What's it like to drive? Comfortable and relaxing. That's right, this is a 500bhp estate that's capable of monstrous speeds, but it's the sheer serenity of the thing that makes the biggest impression.
Put the suspension into its softest setting and you'll waft along, largely unaware of the state of the road surface. Even the firmer settings don't ruin the ride, although Catseyes are felt and heard a little more than you'd like.
No matter what technical wizardry is happening beneath you, there's no disguising the fact that the B5 is a big, heavy car, though. It handles smartly for its size, but isn't particularly engaging, and feels happiest on long, open stretches of road.
That way you can indulge in the effortless thrust of the engine and the slick changes from the auto gearbox. At any revs and in any gear, performance is colossal.
Those huge tyres kick up some noise on rough surfaces and you can hear wind noise at speed, but it's far from intrusive and doesn't stop the B5 being a fine cruiser.
Not that you'll go far before having to stop for fuel. Expect 325 miles or so to be as far as you'll get. Then again, if a long range is top of your priorities, you'll be going for a diesel car.
What's it like inside? You can have the interior however you want it. Everything from the colour of the headlining to the finish of the hand-stitched steering wheel can be tailored to your requirements – for a suitable price, of course.
The rest is standard 5 Series, which is no bad thing. The materials and build are first-rate, as is the amount of cabin space. The boot is a good size, if dwarfed by that of a Mercedes E-Class Estate.
Special mention must go to the standard Comfort seats. They support you in all the right places and are suitably cushioning to make long stints at the wheel something to be savoured.
Should I buy one?
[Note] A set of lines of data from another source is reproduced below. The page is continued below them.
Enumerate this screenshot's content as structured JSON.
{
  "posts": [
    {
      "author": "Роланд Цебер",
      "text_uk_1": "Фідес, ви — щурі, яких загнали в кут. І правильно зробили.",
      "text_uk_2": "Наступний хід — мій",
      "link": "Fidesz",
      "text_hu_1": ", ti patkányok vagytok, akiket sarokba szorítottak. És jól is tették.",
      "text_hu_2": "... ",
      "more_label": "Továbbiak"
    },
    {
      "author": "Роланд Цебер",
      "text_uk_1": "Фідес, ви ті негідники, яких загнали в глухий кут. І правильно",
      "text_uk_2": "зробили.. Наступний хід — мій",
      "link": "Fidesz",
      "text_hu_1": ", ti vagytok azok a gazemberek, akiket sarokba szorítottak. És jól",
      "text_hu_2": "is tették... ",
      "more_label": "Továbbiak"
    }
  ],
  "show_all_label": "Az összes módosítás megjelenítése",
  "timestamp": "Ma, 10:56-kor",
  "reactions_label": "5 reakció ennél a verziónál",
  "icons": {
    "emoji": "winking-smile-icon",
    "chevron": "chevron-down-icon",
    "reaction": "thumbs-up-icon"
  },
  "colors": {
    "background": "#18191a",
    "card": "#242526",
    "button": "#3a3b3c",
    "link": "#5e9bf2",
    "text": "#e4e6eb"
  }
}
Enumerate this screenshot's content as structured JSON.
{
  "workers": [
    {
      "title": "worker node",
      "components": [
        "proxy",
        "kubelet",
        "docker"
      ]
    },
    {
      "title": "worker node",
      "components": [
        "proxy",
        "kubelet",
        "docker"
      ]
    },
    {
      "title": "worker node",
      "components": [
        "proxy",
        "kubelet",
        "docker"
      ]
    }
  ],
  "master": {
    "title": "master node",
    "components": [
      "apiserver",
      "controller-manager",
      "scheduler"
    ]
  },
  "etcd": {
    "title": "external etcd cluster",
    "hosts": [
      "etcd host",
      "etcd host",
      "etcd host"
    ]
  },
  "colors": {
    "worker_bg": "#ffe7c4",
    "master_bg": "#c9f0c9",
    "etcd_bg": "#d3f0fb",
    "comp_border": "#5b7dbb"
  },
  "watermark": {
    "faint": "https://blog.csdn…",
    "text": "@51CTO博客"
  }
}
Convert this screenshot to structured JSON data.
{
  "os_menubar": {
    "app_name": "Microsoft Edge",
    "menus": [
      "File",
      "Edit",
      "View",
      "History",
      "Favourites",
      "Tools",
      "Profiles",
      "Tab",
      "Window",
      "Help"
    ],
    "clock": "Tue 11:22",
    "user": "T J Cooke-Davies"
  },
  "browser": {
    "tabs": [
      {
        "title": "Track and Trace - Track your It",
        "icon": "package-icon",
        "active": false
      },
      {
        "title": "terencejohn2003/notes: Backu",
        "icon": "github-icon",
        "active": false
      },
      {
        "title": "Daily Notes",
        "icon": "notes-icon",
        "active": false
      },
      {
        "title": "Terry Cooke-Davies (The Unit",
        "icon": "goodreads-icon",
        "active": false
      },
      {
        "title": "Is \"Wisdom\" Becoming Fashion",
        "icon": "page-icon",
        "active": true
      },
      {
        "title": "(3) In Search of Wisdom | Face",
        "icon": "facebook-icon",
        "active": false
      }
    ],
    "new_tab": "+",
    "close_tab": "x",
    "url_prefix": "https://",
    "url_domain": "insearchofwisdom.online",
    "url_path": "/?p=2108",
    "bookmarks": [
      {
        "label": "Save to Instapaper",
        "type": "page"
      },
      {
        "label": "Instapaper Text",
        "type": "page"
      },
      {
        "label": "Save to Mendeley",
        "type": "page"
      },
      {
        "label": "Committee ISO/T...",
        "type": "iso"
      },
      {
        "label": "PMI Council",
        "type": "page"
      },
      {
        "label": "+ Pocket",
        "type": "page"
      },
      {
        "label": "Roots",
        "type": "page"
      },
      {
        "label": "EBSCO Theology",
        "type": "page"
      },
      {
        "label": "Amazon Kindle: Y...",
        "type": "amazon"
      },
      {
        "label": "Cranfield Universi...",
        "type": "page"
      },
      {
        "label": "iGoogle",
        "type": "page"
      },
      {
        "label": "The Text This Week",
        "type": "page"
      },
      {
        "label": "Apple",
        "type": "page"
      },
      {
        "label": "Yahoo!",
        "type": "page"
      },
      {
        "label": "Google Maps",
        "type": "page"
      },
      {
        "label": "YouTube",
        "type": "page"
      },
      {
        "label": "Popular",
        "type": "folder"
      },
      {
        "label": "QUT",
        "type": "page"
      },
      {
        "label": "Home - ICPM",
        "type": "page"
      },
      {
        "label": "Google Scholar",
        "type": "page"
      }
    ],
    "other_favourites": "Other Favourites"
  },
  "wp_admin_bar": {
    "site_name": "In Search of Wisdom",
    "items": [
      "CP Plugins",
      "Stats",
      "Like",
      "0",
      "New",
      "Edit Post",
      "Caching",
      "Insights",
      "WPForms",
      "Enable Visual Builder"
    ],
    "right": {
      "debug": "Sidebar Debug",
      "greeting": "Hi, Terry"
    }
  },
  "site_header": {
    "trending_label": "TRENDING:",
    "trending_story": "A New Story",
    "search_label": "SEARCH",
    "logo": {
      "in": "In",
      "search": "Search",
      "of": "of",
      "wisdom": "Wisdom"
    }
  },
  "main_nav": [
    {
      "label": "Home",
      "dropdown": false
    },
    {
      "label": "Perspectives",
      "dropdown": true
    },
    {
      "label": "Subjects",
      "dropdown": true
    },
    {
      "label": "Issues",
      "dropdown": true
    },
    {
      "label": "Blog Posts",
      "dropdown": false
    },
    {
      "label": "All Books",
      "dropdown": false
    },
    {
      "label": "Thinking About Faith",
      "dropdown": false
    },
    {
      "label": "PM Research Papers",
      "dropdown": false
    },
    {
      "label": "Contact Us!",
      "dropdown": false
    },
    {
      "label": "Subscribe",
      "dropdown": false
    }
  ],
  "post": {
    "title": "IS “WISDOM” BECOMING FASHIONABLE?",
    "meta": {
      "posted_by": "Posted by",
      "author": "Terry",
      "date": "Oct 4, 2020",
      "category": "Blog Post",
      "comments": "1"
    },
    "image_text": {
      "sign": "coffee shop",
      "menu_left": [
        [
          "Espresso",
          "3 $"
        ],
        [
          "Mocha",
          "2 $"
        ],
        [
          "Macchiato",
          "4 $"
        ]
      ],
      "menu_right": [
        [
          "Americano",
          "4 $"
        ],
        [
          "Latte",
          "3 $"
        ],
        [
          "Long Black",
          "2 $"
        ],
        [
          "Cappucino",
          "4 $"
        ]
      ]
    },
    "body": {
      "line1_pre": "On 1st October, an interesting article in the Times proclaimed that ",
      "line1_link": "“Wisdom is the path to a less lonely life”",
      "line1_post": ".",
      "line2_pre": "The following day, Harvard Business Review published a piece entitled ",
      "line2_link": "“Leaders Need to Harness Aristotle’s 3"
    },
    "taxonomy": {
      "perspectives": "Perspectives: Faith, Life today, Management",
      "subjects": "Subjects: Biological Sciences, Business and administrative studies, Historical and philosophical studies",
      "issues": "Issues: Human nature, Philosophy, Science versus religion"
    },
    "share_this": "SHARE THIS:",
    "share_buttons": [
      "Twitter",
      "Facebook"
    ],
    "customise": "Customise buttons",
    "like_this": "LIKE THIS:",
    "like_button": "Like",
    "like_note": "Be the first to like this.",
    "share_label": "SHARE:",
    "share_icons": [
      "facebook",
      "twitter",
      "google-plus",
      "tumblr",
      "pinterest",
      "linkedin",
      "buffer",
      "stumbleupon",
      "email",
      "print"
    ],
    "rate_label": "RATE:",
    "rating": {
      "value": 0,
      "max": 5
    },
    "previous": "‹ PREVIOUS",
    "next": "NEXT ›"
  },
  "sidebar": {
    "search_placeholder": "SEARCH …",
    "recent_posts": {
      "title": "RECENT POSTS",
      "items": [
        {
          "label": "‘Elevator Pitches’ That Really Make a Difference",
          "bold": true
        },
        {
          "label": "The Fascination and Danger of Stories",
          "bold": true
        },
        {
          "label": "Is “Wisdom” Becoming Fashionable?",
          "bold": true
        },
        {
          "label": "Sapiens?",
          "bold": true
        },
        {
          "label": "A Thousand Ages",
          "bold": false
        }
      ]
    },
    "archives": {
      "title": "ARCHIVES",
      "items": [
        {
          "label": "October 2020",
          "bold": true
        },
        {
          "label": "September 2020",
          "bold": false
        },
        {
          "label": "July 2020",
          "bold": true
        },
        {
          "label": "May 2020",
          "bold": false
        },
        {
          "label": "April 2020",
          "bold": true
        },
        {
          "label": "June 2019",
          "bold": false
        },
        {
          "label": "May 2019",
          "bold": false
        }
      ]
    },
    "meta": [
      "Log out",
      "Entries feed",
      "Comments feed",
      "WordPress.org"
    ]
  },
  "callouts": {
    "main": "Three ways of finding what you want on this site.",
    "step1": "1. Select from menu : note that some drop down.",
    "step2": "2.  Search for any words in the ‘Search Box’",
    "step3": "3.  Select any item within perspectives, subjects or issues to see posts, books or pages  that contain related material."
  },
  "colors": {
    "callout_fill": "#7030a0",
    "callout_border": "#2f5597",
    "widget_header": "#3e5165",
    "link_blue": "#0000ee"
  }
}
If you're in the market for an effortlessly quick, relaxing and practical car, then yes, the B5 is a good choice. You won't be able to use even a quarter of its ability on most UK roads, though, but it's nice to know it's there in reserve, should the need arise.
The big question, of course, is whether you should choose the Alpina over the new BMW M5, which is due in November. It'll have a 552bhp twin-turbo V8 and, at £73,040, will cost a fraction less. We'll be driving it in late September and you can read our first drive then. This time around, though, there'll be no Touring estate version.